The worlds in RPGM are randomly generated – random geography, random people, random histories. Yet we want players to have fun playing adventures in them. The natural line of thought would be to also randomly generate the stories for these adventures. This is easily said, but if you’re a game developer or academic involved with AI, this should raise several red flags.

The current state of the art for random story generation is not glorious. In the academic world, the main focus these days is on story telling, guiding players through game content in an interactive way that keeps the game fun. While ofcourse very interesting, that’s not what we’re talking about here.
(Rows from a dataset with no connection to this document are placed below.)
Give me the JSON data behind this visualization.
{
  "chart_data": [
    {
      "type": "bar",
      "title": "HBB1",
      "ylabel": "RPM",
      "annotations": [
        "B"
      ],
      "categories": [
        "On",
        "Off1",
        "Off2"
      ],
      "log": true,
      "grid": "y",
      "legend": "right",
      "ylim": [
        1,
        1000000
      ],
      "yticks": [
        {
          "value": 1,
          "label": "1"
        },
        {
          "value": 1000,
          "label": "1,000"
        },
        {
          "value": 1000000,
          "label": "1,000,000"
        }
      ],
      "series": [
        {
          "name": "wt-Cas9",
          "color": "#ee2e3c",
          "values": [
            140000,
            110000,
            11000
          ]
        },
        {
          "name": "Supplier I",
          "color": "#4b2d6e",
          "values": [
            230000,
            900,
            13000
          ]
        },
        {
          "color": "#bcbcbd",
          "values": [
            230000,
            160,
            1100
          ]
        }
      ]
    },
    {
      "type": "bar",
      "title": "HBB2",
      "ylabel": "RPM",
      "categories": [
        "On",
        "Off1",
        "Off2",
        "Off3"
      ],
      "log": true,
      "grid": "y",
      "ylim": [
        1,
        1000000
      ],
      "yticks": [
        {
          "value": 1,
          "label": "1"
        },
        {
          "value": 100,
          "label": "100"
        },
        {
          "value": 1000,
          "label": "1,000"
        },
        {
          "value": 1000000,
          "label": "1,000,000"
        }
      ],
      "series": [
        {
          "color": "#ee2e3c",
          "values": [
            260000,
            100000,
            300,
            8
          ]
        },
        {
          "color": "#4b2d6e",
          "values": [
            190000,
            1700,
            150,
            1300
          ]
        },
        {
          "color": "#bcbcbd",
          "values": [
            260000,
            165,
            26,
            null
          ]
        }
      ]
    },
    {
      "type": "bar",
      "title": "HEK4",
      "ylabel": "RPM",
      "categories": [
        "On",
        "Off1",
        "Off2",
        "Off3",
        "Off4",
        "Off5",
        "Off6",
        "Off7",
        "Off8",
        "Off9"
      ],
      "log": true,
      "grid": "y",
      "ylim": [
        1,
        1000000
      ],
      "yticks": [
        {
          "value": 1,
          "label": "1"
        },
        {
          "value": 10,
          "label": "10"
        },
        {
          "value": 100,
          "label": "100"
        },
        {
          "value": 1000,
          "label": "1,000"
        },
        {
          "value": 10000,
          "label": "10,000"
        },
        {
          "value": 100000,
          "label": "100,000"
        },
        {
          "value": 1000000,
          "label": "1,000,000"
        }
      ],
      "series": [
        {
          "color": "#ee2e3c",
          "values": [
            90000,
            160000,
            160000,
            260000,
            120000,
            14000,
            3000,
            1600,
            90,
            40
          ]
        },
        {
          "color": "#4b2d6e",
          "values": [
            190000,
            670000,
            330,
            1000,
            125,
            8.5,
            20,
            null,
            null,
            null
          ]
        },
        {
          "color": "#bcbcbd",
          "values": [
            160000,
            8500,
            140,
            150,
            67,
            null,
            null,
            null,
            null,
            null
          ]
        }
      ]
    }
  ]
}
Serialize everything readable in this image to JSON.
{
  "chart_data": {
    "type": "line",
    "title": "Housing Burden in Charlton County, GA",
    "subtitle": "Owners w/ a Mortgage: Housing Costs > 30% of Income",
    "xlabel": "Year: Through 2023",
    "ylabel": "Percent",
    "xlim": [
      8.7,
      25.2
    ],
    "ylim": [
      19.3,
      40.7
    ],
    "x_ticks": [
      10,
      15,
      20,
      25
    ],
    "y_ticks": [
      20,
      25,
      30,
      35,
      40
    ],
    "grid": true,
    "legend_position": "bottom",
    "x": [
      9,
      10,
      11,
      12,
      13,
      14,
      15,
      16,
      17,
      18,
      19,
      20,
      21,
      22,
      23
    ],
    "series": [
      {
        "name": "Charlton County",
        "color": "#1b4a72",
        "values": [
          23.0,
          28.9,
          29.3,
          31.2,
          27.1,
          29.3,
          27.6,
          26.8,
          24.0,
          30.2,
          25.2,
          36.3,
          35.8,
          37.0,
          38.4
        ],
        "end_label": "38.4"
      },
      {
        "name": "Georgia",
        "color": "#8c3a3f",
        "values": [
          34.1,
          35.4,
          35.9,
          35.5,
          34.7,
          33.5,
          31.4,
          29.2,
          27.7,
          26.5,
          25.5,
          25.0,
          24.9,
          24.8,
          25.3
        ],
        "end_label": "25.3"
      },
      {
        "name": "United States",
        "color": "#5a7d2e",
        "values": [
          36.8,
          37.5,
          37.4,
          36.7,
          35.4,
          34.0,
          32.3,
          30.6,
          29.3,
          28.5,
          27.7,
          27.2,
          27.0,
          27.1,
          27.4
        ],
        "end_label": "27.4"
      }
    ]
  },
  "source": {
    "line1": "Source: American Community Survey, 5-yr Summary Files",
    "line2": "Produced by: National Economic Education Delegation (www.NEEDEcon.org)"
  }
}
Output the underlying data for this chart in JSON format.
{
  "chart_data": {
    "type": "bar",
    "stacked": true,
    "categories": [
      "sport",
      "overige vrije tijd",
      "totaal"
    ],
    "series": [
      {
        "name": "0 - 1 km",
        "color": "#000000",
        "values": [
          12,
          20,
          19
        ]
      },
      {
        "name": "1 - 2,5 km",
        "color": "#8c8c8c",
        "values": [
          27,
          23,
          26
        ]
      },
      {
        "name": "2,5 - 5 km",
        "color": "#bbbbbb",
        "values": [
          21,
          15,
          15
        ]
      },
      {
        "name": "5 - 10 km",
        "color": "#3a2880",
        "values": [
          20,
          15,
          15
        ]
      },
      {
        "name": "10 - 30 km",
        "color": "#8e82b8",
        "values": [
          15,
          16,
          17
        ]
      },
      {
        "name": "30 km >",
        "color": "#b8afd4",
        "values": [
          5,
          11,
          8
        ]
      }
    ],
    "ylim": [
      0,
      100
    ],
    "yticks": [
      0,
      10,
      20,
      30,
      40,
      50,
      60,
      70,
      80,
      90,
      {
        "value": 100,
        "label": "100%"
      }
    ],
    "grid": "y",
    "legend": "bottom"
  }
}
The few bits of actual random story generation research out there deliver results that read like it was written by a four year old. With ADHD. This did not seem like a good direction for RPGM.

So instead of randomly generated stories, we’ve chosen a different approach: We apply prewritten stories to a generated world. We swap out the main characters for those that exist in the world and make them play out the scenario. While trying to describe this system to others, it hit me: We’ve introduced Narritivium. Narritivium is a concept thought up by Terry Pratchet for the fantasy world of Discworld. It is that which compels stories to happen. Narritivium is what makes the damsel in distress wait in her tower for the eligible bachelor hero, instead of, say, hitting the guard with a frying pan at two in the morning and making a run for it. It is the stories wanting to happen.

In our worlds, we’re making stories happen according to predetermined scripts – the actors change, the settings change, but the stories remain the same. It is how we can fit human-written narative in an otherwise completely randomly generated world.

Now, ofcourse all of this is a gross oversimplification of our actual system – it’s actually growing into an immensely complex beast of a system. But we’ve had our first randomly generated story to go help a farmer in the tavern, and it works!

To quote ‘The science of Discworld, part II’:
“If you understand the power of story, and learn to detect abuses of it, you might actually deserve the appellation Homo sapiens.” I wonder if it also counts when you’re the one doing the abusing yourself?